Mount Vernon Place is one of the best conceived and executed city planning projects of the nineteenth century. Begun as the site of Baltimore’s monument to George Washington, Mount Vernon Place became a fashionable urban park, residential neighborhood, and the centerpiece of the city’s arts and culture district. The site, selected for its dramatic views, originated as Colonel John Eager Howard’s Belvidere estate. City managers optimistically projected Baltimore’s expansion, extending Charles Street to the site. Mills laid out the current configuration of squares on north-south and east-west axes, named respectively Washington Place and Mount Vernon Place in honor of Washington and his Virginia home. In 1875, Frederick Law Olmsted’s Boston firm reconfigured Mills’s rectilinear classical design to create a more curvilinear and picturesque landscape, turning lawns into sculpture gardens.
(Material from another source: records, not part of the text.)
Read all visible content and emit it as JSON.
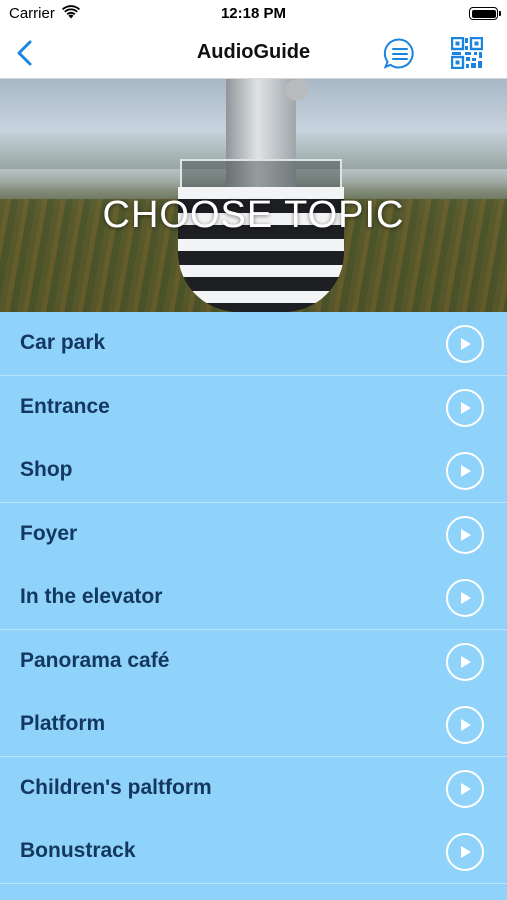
{
  "status_bar": {
    "carrier": "Carrier",
    "time": "12:18 PM"
  },
  "nav": {
    "title": "AudioGuide",
    "icons": [
      "chevron-left-icon",
      "chat-list-icon",
      "qr-code-icon"
    ]
  },
  "hero": {
    "heading": "CHOOSE TOPIC"
  },
  "topics": [
    {
      "label": "Car park"
    },
    {
      "label": "Entrance"
    },
    {
      "label": "Shop"
    },
    {
      "label": "Foyer"
    },
    {
      "label": "In the elevator"
    },
    {
      "label": "Panorama café"
    },
    {
      "label": "Platform"
    },
    {
      "label": "Children's paltform"
    },
    {
      "label": "Bonustrack"
    }
  ],
  "colors": {
    "accent": "#1a84e0",
    "list_background": "#8fd3fa",
    "list_text": "#14375f",
    "divider": "#b9e3fb"
  }
}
In 1917, a redesign by Carrère and Hastings of New York followed City Beautiful ideals of symmetry, uniformity, and axial alignment.
Along the perimeter of Mount Vernon Place is some of the city’s finest architecture, ranging from Greek Revival to Beaux-Arts classical and designed by such noted architects as Niernsee and Neilson, Edmund G. Lind, Stanford White, John Russell Pope, and Delano and Aldrich, beginning in the 1840s. The opulent residences were joined in the twentieth century by fashionable apartment buildings and hotels. The Peabody Institute, begun in 1858, was the first to distinguish Mount Vernon Place as an area of arts and culture, followed by the Walters Art Museum in 1909.
References
Lavoie, Catherine C. “Washington Memorial, Mount Vernon Place,” HABS No. MD-71, Historic American Buildings Survey, 2005. Prints and Photographs Division, Library of Congress, Washington, D.C.
Miller, J. Jefferson, II. “Baltimore’s Washington Monument.” Master’s thesis, University of Delaware, 1962.
Mills Papers, 1820–1835, Maryland Historical Society, Manuscript Collection.
Morton, W. Brown, “Mount Vernon Place Historic District,” Baltimore City, Maryland. National Register of Historic Places Inventory-Nomination Form, 1971. National Park Service, U.S. Department of the Interior, Washington, D.C.